Importantly, the committee recommended that any mining—where legally permissible—must be preceded by a Management Plan for Scientific Mining (MPSM) to be prepared by the Indian Council of Forestry Research and Education (ICFRE). Acting on this recommendation, the Supreme Court has directed that no new mining leases be issued until the plan is finalised, effectively freezing expansion.

Officials also clarified that Rajasthan’s existing definition of the Aravallis remains intact, under which no mining is permitted in the hills or their supporting slopes below 100 metres down to ground level.
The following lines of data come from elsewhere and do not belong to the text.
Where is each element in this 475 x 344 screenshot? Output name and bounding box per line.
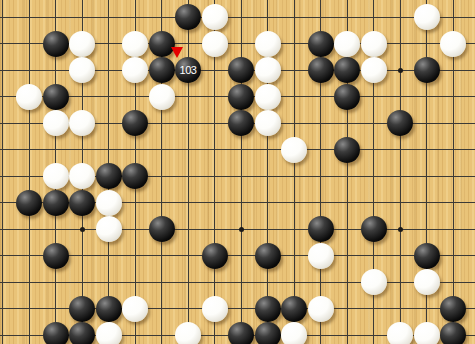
black-stone[interactable] [414,57,440,83]
grid-line-horizontal [0,255,475,256]
white-stone[interactable] [414,4,440,30]
white-stone[interactable] [361,31,387,57]
white-stone[interactable] [281,137,307,163]
white-stone[interactable] [387,322,413,344]
white-stone[interactable] [255,84,281,110]
white-stone[interactable] [69,163,95,189]
black-stone[interactable] [122,163,148,189]
black-stone[interactable] [43,322,69,344]
black-stone[interactable]: 103 [175,57,201,83]
black-stone[interactable] [149,216,175,242]
black-stone[interactable] [228,322,254,344]
black-stone[interactable] [122,110,148,136]
black-stone[interactable] [69,322,95,344]
white-stone[interactable] [414,322,440,344]
white-stone[interactable] [69,110,95,136]
black-stone[interactable] [43,190,69,216]
black-stone[interactable] [255,243,281,269]
go-board[interactable]: 103 [0,0,475,344]
black-stone[interactable] [43,31,69,57]
black-stone[interactable] [334,137,360,163]
white-stone[interactable] [255,57,281,83]
white-stone[interactable] [122,31,148,57]
black-stone[interactable] [175,4,201,30]
white-stone[interactable] [122,296,148,322]
white-stone[interactable] [96,322,122,344]
black-stone[interactable] [387,110,413,136]
grid-line-vertical [400,0,401,344]
white-stone[interactable] [255,110,281,136]
white-stone[interactable] [361,57,387,83]
black-stone[interactable] [414,243,440,269]
black-stone[interactable] [440,296,466,322]
black-stone[interactable] [96,296,122,322]
grid-line-horizontal [0,17,475,18]
black-stone[interactable] [43,243,69,269]
white-stone[interactable] [149,84,175,110]
white-stone[interactable] [202,296,228,322]
white-stone[interactable] [334,31,360,57]
black-stone[interactable] [334,84,360,110]
white-stone[interactable] [96,216,122,242]
hoshi-star-point [398,227,403,232]
black-stone[interactable] [361,216,387,242]
white-stone[interactable] [255,31,281,57]
white-stone[interactable] [308,243,334,269]
black-stone[interactable] [440,322,466,344]
grid-line-horizontal [0,282,475,283]
white-stone[interactable] [16,84,42,110]
white-stone[interactable] [414,269,440,295]
white-stone[interactable] [308,296,334,322]
white-stone[interactable] [202,4,228,30]
white-stone[interactable] [202,31,228,57]
black-stone[interactable] [308,31,334,57]
white-stone[interactable] [281,322,307,344]
grid-line-horizontal [0,149,475,150]
black-stone[interactable] [228,110,254,136]
grid-line-vertical [294,0,295,344]
black-stone[interactable] [96,163,122,189]
black-stone[interactable] [43,84,69,110]
white-stone[interactable] [440,31,466,57]
white-stone[interactable] [43,110,69,136]
white-stone[interactable] [69,57,95,83]
grid-line-vertical [188,0,189,344]
hoshi-star-point [398,68,403,73]
black-stone[interactable] [308,216,334,242]
black-stone[interactable] [228,57,254,83]
black-stone[interactable] [308,57,334,83]
black-stone[interactable] [69,190,95,216]
black-stone[interactable] [69,296,95,322]
white-stone[interactable] [96,190,122,216]
black-stone[interactable] [228,84,254,110]
white-stone[interactable] [43,163,69,189]
grid-line-vertical [2,0,3,344]
black-stone[interactable] [149,57,175,83]
grid-line-vertical [241,0,242,344]
grid-line-horizontal [0,229,475,230]
black-stone[interactable] [255,322,281,344]
black-stone[interactable] [255,296,281,322]
white-stone[interactable] [175,322,201,344]
white-stone[interactable] [69,31,95,57]
hoshi-star-point [239,227,244,232]
last-move-number: 103 [175,57,201,83]
white-stone[interactable] [361,269,387,295]
hoshi-star-point [80,227,85,232]
black-stone[interactable] [334,57,360,83]
black-stone[interactable] [202,243,228,269]
grid-line-vertical [29,0,30,344]
black-stone[interactable] [281,296,307,322]
white-stone[interactable] [122,57,148,83]
black-stone[interactable] [16,190,42,216]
The supporting slope is determined by the lowest contour line, and all areas enclosed within this contour are treated as part of the hill and remain protected.

What critics say

Environmental groups and civil society organisations argue that the government’s assurances overlook a larger concern—that the Aravallis are being viewed primarily through a mining-control lens rather than as a living ecological system.
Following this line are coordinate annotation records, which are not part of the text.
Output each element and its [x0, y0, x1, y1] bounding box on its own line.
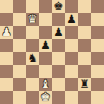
- square-c7[interactable]: ♛: [26, 13, 39, 26]
- square-g1[interactable]: [78, 91, 91, 104]
- square-d5[interactable]: ♟: [39, 39, 52, 52]
- square-b8[interactable]: [13, 0, 26, 13]
- white-queen-icon[interactable]: ♛: [27, 13, 37, 26]
- white-king-icon[interactable]: ♚: [40, 91, 50, 104]
- square-b4[interactable]: [13, 52, 26, 65]
- white-pawn-icon[interactable]: ♟: [1, 26, 11, 39]
- square-b1[interactable]: [13, 91, 26, 104]
- square-f7[interactable]: ♟: [65, 13, 78, 26]
- square-c1[interactable]: [26, 91, 39, 104]
- square-c2[interactable]: [26, 78, 39, 91]
- square-e4[interactable]: [52, 52, 65, 65]
- square-c3[interactable]: [26, 65, 39, 78]
- square-d4[interactable]: [39, 52, 52, 65]
- square-h3[interactable]: [91, 65, 104, 78]
- square-g2[interactable]: ♜: [78, 78, 91, 91]
- square-a5[interactable]: [0, 39, 13, 52]
- square-e5[interactable]: [52, 39, 65, 52]
- black-pawn-icon[interactable]: ♟: [40, 39, 50, 52]
- square-b6[interactable]: [13, 26, 26, 39]
- black-king-icon[interactable]: ♚: [53, 0, 63, 13]
- square-b2[interactable]: [13, 78, 26, 91]
- chess-board: ♚♛♟♟♟♟♞♝♜♚: [0, 0, 104, 104]
- square-g7[interactable]: [78, 13, 91, 26]
- black-pawn-icon[interactable]: ♟: [53, 26, 63, 39]
- square-a1[interactable]: [0, 91, 13, 104]
- square-d8[interactable]: [39, 0, 52, 13]
- square-f2[interactable]: [65, 78, 78, 91]
- square-g6[interactable]: [78, 26, 91, 39]
- square-b5[interactable]: [13, 39, 26, 52]
- square-a3[interactable]: [0, 65, 13, 78]
- black-rook-icon[interactable]: ♜: [79, 78, 89, 91]
- black-pawn-icon[interactable]: ♟: [66, 13, 76, 26]
- square-d7[interactable]: [39, 13, 52, 26]
- square-d1[interactable]: ♚: [39, 91, 52, 104]
- black-knight-icon[interactable]: ♞: [27, 52, 37, 65]
- square-f5[interactable]: [65, 39, 78, 52]
- square-a8[interactable]: [0, 0, 13, 13]
- square-g5[interactable]: [78, 39, 91, 52]
- square-b7[interactable]: [13, 13, 26, 26]
- square-h2[interactable]: [91, 78, 104, 91]
- square-c4[interactable]: ♞: [26, 52, 39, 65]
- square-h1[interactable]: [91, 91, 104, 104]
- square-f4[interactable]: [65, 52, 78, 65]
- square-h8[interactable]: [91, 0, 104, 13]
- square-a2[interactable]: [0, 78, 13, 91]
- square-e2[interactable]: [52, 78, 65, 91]
- square-e8[interactable]: ♚: [52, 0, 65, 13]
- square-e1[interactable]: [52, 91, 65, 104]
- square-h6[interactable]: [91, 26, 104, 39]
- square-g8[interactable]: [78, 0, 91, 13]
- square-b3[interactable]: [13, 65, 26, 78]
- square-e6[interactable]: ♟: [52, 26, 65, 39]
- square-f1[interactable]: [65, 91, 78, 104]
- square-c6[interactable]: [26, 26, 39, 39]
- square-e3[interactable]: [52, 65, 65, 78]
- square-a6[interactable]: ♟: [0, 26, 13, 39]
- square-h7[interactable]: [91, 13, 104, 26]
- square-a4[interactable]: [0, 52, 13, 65]
- square-h5[interactable]: [91, 39, 104, 52]
- square-f3[interactable]: [65, 65, 78, 78]
- square-f6[interactable]: [65, 26, 78, 39]
- square-h4[interactable]: [91, 52, 104, 65]
- square-g4[interactable]: [78, 52, 91, 65]
- chess-app: ♚♛♟♟♟♟♞♝♜♚: [0, 0, 104, 104]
“The Aravallis are not just a collection of hills—they are a critical groundwater recharge zone, a climate buffer for the NCR and a biodiversity corridor,” campaigners said, warning that any definition allowing even limited mining risks legitimising future dilution under political or economic pressure.

Critics also point to the vulnerability of revenue land, degraded forests and privately owned tracts, which fall outside statutory forest protection and have historically been the first to be mined or converted. Weak enforcement in Rajasthan and Haryana, they say, compounds the risk.
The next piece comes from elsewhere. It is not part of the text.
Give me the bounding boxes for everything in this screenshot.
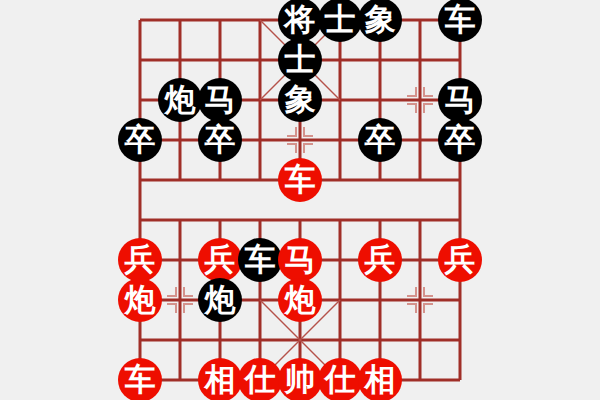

While the top court has barred new mining leases for now, activists caution that the proposed scientific mining plan could later become a gateway for reopening extraction, particularly if executive discretion outweighs ecological safeguards. “The danger lies not in what is allowed today, but in what becomes possible tomorrow,” one campaigner said.

Concerns have also been raised over limited public consultation in defining the Aravallis, with local communities, independent ecologists and civil society largely absent from the process.

Civil society flags inconsistencies

In a statement issued on December 22, the Aravalli Virasat Jan Abhiyaan flagged what it described as inconsistencies in the government’s public messaging. The group pointed to differences between statements made by the environment minister and a Bharatiya Janata Party press note dated December 21.

With regards to the Aravallis extending across 37 districts over about 1.44 lakh sq km, with 0.19 per cent (277.89 sq km) under legal mining permits, the minister referred to 39 districts, a total area of 1.47 lakh sq km, and said mining could occur in 217 sq km (around 2 per cent). The group said such discrepancies undermine public confidence and demanded clarity.

The Abhiyaan called on the MoEFCC to publicly disclose the exact number and names of Aravalli districts across Delhi, Haryana, Rajasthan and Gujarat; release data on the number of hills and total Aravalli area under both the earlier FSI definition and the new 100-metre criterion; and assure that all Aravalli hills will be protected irrespective of height.

It also criticised the government’s press note for highlighting the Aravallis mainly as a repository of historical and cultural sites, while omitting references to their biodiversity, forests, rivers, streams and dependent communities.

Questioning the government’s claim that over 90 per cent of the Aravallis will remain unaffected by the Supreme Court order, the group demanded immediate public consultations across all Aravalli blocks in Gujarat, Rajasthan and Haryana to explain how the new definition would strengthen—rather than weaken—conservation.

A fragile balance

The government maintains that the uniform definition closes loopholes that enabled rampant illegal mining. Critics counter that without a landscape-level conservation law for the Aravallis, regulatory fixes tied narrowly to mining will remain inadequate.

As implementation unfolds, observers say the real test will be whether ecological protection prevails over extractive and real estate pressures in one of north India’s most degraded yet indispensable natural systems.